Many of Philip K Dick’s stories were written hastily under the influence of speed and are of dubious quality, but the books that he took trouble over – Electric Sheep, The Man In The High Castle, A Scanner Darkly, Ubik, Flow My Tears The Policeman Said – are all well-crafted novels often with a cop protagonist.

Dick’s final years were spent in an increasingly eccentric investigation of the true nature of God and the cosmos. In a March 02 1980 diary entry, Dick predicted that because he was close to uncovering the secrets of the universe, God would pull the plug on this version of Philip K Dick; two years later, on March 02 1982, the plug was literally pulled on a brain-dead Dick as he lay in a hospital after a stroke.
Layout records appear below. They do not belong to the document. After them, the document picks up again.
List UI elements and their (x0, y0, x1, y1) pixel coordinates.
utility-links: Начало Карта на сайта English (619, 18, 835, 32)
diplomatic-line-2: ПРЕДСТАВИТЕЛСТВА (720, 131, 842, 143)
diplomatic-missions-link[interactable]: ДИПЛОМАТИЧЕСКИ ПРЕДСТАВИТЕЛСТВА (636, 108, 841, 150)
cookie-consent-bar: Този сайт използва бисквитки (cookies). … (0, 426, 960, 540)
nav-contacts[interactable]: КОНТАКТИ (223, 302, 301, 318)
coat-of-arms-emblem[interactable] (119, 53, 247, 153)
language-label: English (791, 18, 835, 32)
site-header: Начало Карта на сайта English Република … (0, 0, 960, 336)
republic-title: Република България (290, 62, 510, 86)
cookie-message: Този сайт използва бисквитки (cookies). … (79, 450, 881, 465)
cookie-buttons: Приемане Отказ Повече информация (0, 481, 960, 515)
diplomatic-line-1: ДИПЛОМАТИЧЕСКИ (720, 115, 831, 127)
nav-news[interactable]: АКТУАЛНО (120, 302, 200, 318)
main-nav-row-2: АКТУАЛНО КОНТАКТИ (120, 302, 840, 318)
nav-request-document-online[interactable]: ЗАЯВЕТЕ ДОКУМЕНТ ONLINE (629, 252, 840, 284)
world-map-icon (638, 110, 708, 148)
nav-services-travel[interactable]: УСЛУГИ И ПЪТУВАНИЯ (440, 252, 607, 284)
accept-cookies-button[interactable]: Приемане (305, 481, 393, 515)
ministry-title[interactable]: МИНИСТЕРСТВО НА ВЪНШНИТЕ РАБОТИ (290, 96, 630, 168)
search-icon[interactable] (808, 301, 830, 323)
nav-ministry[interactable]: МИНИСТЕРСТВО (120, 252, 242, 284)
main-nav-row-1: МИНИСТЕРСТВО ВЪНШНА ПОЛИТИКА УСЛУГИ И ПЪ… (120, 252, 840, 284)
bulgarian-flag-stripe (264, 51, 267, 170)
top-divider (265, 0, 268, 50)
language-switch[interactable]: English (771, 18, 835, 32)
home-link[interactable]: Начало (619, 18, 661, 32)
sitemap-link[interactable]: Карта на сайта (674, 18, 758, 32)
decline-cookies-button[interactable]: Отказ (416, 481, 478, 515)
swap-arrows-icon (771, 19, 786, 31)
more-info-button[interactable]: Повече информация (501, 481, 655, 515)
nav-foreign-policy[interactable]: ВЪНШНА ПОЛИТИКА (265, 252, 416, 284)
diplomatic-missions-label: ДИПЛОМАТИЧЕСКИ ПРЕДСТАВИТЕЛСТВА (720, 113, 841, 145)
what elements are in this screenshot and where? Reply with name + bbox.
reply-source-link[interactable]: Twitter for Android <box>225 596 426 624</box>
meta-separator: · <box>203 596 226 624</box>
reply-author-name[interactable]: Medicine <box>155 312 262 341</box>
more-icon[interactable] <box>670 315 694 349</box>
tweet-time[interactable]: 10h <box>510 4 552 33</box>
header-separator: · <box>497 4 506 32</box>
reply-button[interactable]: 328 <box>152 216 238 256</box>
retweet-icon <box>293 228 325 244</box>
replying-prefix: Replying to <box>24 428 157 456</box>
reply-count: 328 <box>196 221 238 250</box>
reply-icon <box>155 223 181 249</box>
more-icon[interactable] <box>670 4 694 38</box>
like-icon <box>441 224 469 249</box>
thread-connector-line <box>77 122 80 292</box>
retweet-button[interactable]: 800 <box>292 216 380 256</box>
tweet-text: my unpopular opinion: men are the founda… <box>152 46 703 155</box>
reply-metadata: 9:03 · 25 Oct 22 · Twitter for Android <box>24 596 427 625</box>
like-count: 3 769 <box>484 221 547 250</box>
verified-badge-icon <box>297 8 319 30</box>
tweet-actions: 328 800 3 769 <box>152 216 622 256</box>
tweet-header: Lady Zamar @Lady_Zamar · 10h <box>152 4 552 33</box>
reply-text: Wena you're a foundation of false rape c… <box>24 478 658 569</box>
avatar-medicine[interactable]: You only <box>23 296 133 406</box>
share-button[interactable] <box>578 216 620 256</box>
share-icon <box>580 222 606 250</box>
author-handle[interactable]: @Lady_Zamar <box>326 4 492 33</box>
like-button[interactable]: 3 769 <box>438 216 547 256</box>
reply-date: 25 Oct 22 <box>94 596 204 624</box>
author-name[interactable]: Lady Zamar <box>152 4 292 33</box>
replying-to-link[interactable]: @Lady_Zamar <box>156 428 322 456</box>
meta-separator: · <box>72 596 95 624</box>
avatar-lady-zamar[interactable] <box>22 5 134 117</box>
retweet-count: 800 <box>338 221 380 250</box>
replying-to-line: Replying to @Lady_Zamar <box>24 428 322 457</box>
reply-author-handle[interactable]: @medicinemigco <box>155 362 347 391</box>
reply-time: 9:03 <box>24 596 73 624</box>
No one would argue that Dick was a great stylist or an inventor of an American idiom, like, say, Hammett, but he was the creator of brilliant concepts and visions that were uncannily ahead of their time. Philip K Dick’s paranoid world view distrustful of government, computers, purveyors of information and even our own inner view of reality seems radically in step with our contemporary world. Lovers of big concept science fiction will enjoy Dick’s better novels and will judge him not by his prose but by his gift for originality and his ability to convey extraordinarily prescient ideas in even more extraordinary worlds.